Esse posicionamento proporciona uma mudança analítica, algo similar a uma virada normativa, ao argumentar que as ordens institucionais legais em sociedades modernas são legítimas em sua organização, desde que atendam a determinados critérios democráticos e princípios discursivos.

Em um Estado Democrático de Direito, a legitimidade está vinculada à ordem social, sendo efetivamente legítima quando elabora suas leis (constituição, legislação comum), as normas de sua aplicação (administração pública) e os meios de controle (judiciário) por meio de argumentação, caracterizando os discursos teóricos, éticos e práticos.

No Brasil, o processo de conquista do direito ao sufrágio ocorreu em diferentes e lentas etapas ao longo da história. Do Período colonial até a independência do Brasil, em 1822, não podemos falar de sufrágio, pois, escravos, negros e mulheres não tinham direito ao voto. A participação política era restrita aos brancos proprietários de terras.

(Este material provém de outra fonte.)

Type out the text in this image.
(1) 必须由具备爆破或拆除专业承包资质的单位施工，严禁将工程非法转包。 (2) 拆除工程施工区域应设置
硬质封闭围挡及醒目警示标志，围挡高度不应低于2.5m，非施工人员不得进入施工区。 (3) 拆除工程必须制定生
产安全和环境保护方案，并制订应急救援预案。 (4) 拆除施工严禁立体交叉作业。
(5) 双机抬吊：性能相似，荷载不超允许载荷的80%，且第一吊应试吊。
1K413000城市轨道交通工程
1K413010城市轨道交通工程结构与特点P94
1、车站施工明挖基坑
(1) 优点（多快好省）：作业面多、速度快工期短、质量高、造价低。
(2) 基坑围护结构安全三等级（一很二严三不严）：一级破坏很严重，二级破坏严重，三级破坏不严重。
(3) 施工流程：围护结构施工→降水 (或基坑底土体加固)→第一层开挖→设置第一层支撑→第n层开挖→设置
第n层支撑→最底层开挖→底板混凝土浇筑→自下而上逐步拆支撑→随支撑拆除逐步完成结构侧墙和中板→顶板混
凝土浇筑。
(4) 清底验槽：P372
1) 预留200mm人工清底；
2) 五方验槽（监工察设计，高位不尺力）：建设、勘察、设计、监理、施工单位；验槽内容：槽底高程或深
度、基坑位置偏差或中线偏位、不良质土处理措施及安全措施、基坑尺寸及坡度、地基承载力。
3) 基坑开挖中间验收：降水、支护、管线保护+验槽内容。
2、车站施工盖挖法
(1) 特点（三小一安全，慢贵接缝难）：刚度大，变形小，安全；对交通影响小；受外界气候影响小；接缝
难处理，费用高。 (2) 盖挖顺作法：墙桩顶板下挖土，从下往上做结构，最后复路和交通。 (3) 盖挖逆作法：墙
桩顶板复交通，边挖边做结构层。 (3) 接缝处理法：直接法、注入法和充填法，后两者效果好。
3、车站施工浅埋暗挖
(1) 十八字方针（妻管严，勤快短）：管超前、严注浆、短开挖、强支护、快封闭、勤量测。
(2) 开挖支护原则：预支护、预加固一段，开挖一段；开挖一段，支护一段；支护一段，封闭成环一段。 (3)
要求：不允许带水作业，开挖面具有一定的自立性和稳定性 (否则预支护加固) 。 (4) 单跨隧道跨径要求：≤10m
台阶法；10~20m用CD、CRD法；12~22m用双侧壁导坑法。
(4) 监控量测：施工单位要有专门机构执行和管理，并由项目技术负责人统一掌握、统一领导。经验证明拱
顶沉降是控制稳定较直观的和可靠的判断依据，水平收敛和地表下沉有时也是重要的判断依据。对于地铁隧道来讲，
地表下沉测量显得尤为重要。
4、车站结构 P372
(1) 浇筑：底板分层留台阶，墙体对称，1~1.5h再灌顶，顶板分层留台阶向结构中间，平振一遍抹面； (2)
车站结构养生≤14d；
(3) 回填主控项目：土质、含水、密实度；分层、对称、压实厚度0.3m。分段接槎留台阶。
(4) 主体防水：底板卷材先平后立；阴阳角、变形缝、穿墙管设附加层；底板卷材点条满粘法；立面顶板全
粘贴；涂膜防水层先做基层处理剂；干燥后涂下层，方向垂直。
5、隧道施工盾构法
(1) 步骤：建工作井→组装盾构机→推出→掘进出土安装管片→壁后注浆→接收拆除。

Após a independência do Brasil em 1822, e promulgação da Constituição de 1824, foi concedido o direito de voto somente a homens livres, maiores de 25 anos e com renda mínima. A escravidão ainda estava em vigor e os escravos não tinham direitos políticos. Na Constituição de 1844, o direito de voto foi novamente restringido, excluindo-se os analfabetos e estabelecendo-se critérios de renda para poder votar. A escravidão continuava em vigor, e os escravos não tinham direitos políticos.

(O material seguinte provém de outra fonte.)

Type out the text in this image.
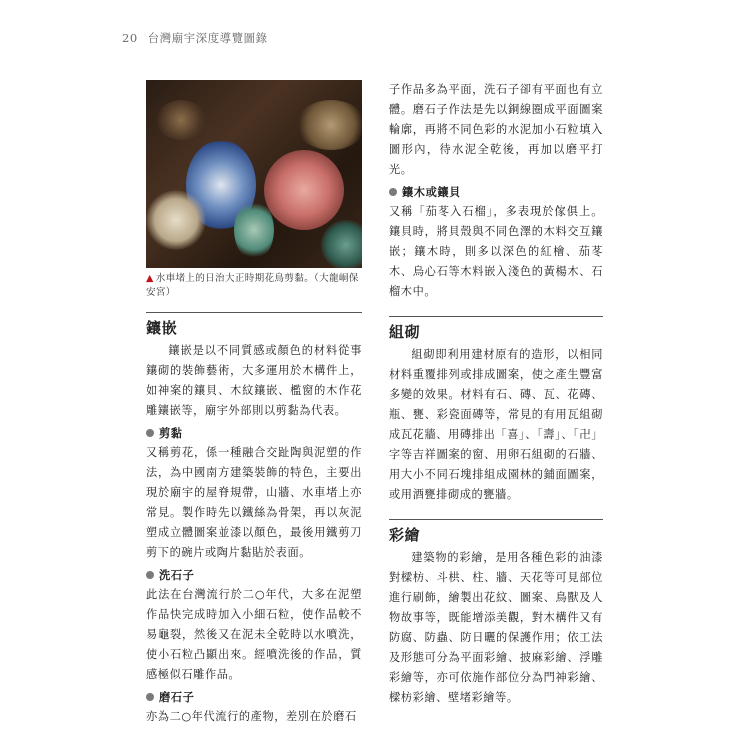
20 台灣廟宇深度導覽圖錄
▲ 水車堵上的日治大正時期花鳥剪黏。（大龍峒保安宮）
鑲嵌
鑲嵌是以不同質感或顏色的材料從事鑲砌的裝飾藝術，大多運用於木構件上，如神案的鑲貝、木紋鑲嵌、檻窗的木作花雕鑲嵌等，廟宇外部則以剪黏為代表。
剪黏
又稱剪花，係一種融合交趾陶與泥塑的作法，為中國南方建築裝飾的特色，主要出現於廟宇的屋脊規帶，山牆、水車堵上亦常見。製作時先以鐵絲為骨架，再以灰泥塑成立體圖案並漆以顏色，最後用鐵剪刀剪下的碗片或陶片黏貼於表面。
洗石子
此法在台灣流行於二○年代，大多在泥塑作品快完成時加入小細石粒，使作品較不易龜裂，然後又在泥未全乾時以水噴洗，使小石粒凸顯出來。經噴洗後的作品，質感極似石雕作品。
磨石子
亦為二○年代流行的產物，差別在於磨石
子作品多為平面，洗石子卻有平面也有立體。磨石子作法是先以銅線圈成平面圖案輪廓，再將不同色彩的水泥加小石粒填入圖形內，待水泥全乾後，再加以磨平打光。
鑲木或鑲貝
又稱「茄苳入石榴」，多表現於傢俱上。鑲貝時，將貝殼與不同色澤的木料交互鑲嵌；鑲木時，則多以深色的紅檜、茄苳木、烏心石等木料嵌入淺色的黃楊木、石榴木中。
組砌
組砌即利用建材原有的造形，以相同材料重覆排列或排成圖案，使之產生豐富多變的效果。材料有石、磚、瓦、花磚、瓶、甕、彩瓷面磚等，常見的有用瓦組砌成瓦花牆、用磚排出「喜」、「壽」、「卍」字等吉祥圖案的窗、用卵石組砌的石牆、用大小不同石塊排組成園林的鋪面圖案，或用酒甕排砌成的甕牆。
彩繪
建築物的彩繪，是用各種色彩的油漆對樑枋、斗栱、柱、牆、天花等可見部位進行刷飾，繪製出花紋、圖案、鳥獸及人物故事等，既能增添美觀，對木構件又有防腐、防蟲、防日曬的保護作用；依工法及形態可分為平面彩繪、披麻彩繪、浮雕彩繪等，亦可依施作部位分為門神彩繪、樑枋彩繪、壁堵彩繪等。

Com a Proclamação da República em 1889, a Constituição de 1891 foi promulgada, estabelecendo o sufrágio universal masculino. Isso significava que todos os homens, independentemente de raça ou propriedade, tinham o direito de votar. No entanto, a segregação racial e as práticas discriminatórias tornaram difícil para os negros exercerem efetivamente esse direito. Mulheres ainda não votavam. Apenas na Constituição de 1934 foi permitido o voto feminino.

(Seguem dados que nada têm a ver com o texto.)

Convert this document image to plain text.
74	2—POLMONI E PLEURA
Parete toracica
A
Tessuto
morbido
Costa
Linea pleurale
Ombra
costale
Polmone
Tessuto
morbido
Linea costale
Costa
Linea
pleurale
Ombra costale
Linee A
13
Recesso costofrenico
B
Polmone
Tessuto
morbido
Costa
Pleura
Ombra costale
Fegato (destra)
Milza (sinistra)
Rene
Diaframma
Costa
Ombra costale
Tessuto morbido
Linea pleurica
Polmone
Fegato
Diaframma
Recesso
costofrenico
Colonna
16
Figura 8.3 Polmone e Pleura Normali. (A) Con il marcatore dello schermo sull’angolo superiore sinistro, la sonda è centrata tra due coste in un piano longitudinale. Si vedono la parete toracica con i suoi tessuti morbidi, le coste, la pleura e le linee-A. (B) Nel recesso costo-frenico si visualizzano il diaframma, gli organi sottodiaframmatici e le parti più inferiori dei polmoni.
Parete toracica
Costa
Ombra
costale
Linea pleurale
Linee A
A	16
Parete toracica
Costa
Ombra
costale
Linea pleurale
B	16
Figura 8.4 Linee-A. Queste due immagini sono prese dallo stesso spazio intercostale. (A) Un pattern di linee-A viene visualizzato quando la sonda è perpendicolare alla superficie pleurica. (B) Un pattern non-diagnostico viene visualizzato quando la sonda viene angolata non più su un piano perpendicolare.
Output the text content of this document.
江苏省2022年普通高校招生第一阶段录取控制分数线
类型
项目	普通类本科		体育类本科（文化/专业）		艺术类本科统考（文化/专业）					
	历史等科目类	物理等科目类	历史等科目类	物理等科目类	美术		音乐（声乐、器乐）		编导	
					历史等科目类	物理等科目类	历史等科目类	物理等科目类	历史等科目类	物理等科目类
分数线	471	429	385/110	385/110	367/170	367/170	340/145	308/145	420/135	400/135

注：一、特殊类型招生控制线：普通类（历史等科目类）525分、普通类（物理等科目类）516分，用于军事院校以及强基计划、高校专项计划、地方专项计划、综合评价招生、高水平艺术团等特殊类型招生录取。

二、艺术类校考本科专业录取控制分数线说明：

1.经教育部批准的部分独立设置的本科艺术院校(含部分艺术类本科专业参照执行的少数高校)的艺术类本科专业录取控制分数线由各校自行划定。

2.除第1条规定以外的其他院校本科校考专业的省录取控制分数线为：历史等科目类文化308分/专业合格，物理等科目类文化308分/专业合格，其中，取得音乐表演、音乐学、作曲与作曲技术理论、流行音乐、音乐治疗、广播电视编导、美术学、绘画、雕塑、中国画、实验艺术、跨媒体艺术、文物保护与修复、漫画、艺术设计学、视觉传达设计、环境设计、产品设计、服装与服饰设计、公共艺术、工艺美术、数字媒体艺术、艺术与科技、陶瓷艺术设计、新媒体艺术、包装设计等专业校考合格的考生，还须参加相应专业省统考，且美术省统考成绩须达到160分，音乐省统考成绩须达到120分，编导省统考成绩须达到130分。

O Código Civil de 1916 estabelecia a incapacidade civil das mulheres casadas, considerando-as legalmente subordinadas aos maridos. Isso significava que, sob a ótica da legislação da época, as mulheres casadas não tinham capacidade plena para exercer seus direitos, incluindo o direito de voto.

Embora o Código Eleitoral de 1932 tenha concedido o direito de voto às mulheres brasileiras, ainda existiam algumas restrições. Por exemplo, as mulheres precisavam atender aos mesmos requisitos exigidos dos homens, como idade mínima e alfabetização, para poderem votar.

Com a promulgação da CF 88, o sufrágio passa a ser universal.

Nesta perspectiva de construção da sociedade, o primeiro Censo do Brasil, de 1872, retratou um Brasil de maioria negra e indígena, e com a maioria da população analfabeta[7], e uma divisão proporcional, quase igualitária entre homens e mulheres, como se repete no senso de 2022[8].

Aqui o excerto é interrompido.